Hi Julian,
thank you for the response. I think you are right regarding demultiplexing i5/i7 barcodes only. Also, I was able to retain more information about library
preparation. RAD3 method was used for this project (the third enzyme was
used to cut dimers). In Adapterama III paper where they describe the
method they talk about using Stacks for data cleaning and processing. So
I just assumed that my data should work with software. First, I want to ask the question: Can the 3RAD be
the issue here?
Three enzymes that were used: BamHI, mspI, and ClaI. In the Adapterama III paper they provide the table with enzymes and say that in this case Cla enzyme will be the third enzyme (for cutting dimers).
I looked into sequences of two files (that correspond to two reads for the same sample) and barcodes present in the reads. The cutting sites match mspI and bamHI.
I ran the following script for the pair of reads that I checked sequences of first:
process_radtags -1 ./AS-1_2-PN_1.fastq.gz -2 ./AS-1_2-PN_2.fastq.gz -o ./cleaned/ -b ./barcodes_no_cutting_site_AS.txt --renz_1 mspI --renz_2 bamHI --inline-inline -r -c -q -y fastq --adapter_1 TACACTCTTTCCCTACACGACGCTCTTCCGATCT --adapter_2 GTGACTGGAGTTCAGACGTGTGCTCTTCCGATCT --adapter_mm 2
As you can see in the name of barcodes file I deleted sequences for the cutting sites from them, meaning that instead of mspI barcode AGCGTTGATCGG I used AGCGTTGAT. And instead of Bam barcode ATGCTGTCGATCC I used ATGCTGTC (I followed your suggestions from the thread
https://groups.google.com/forum/#!topic/stacks-users/Sa8X4aArDHA).
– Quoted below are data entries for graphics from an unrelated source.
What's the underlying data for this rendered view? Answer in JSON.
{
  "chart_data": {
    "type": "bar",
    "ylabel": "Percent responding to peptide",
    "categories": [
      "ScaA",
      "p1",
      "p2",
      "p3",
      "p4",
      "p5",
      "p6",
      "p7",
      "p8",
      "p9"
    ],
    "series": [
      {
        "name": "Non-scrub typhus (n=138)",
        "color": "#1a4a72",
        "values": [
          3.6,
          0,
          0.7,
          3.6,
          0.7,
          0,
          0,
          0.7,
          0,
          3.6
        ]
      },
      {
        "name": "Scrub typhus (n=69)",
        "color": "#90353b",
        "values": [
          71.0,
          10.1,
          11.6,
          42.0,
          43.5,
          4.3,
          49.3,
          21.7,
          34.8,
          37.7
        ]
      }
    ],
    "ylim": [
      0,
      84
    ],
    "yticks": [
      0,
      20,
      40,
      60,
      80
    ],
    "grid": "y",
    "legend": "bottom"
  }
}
As a result of this analysis, I received the following statistics:
1375804 total sequences
11222 reads contained adapter sequence (0.8%)
702566 barcode not found drops (51.1%)
53098 low quality read drops (3.9%)
16553 RAD cutsite not found drops (1.2%)
592365 retained reads (43.1%)
So, 43.1% of reads retained. In 51.1% data barcode was not found.That's in half of the reads.
I tried to run analysis with only one restriction enzyme: first, only mspI:
1375804 total sequences
11470 reads contained adapter sequence (0.8%)
690960 barcode not found drops (50.2%)
60078 low quality read drops (4.4%)
2058 RAD cutsite not found drops (0.1%)
611238 retained reads (44.4%)
Very similar statistics to the one when both enzymes were listed. In half of cases barcodes not found.
Second, only with Bam:
1375804 total sequences
0 reads contained adapter sequence (0.0%)
1375784 barcode not found drops (100.0%)
3 low quality read drops (0.0%)
5 RAD cutsite not found drops (0.0%)
12 retained reads (0.0%)
As a result, 0% retained reads. Based on this I want to say that Stacks cannot detect Bam barcode. Is my conclusion correct? In the fasta file this barcode is present, I checked the sequence, it is the same as I use in barcodes file.
I feel stuck at this point. Maybe I am missing something that is obvious for a more skilled eye, but I do not understand why in 50% data the barcode is not found.
Do you by chance have any suggestions what may be causing this issue and how should I proceed from here?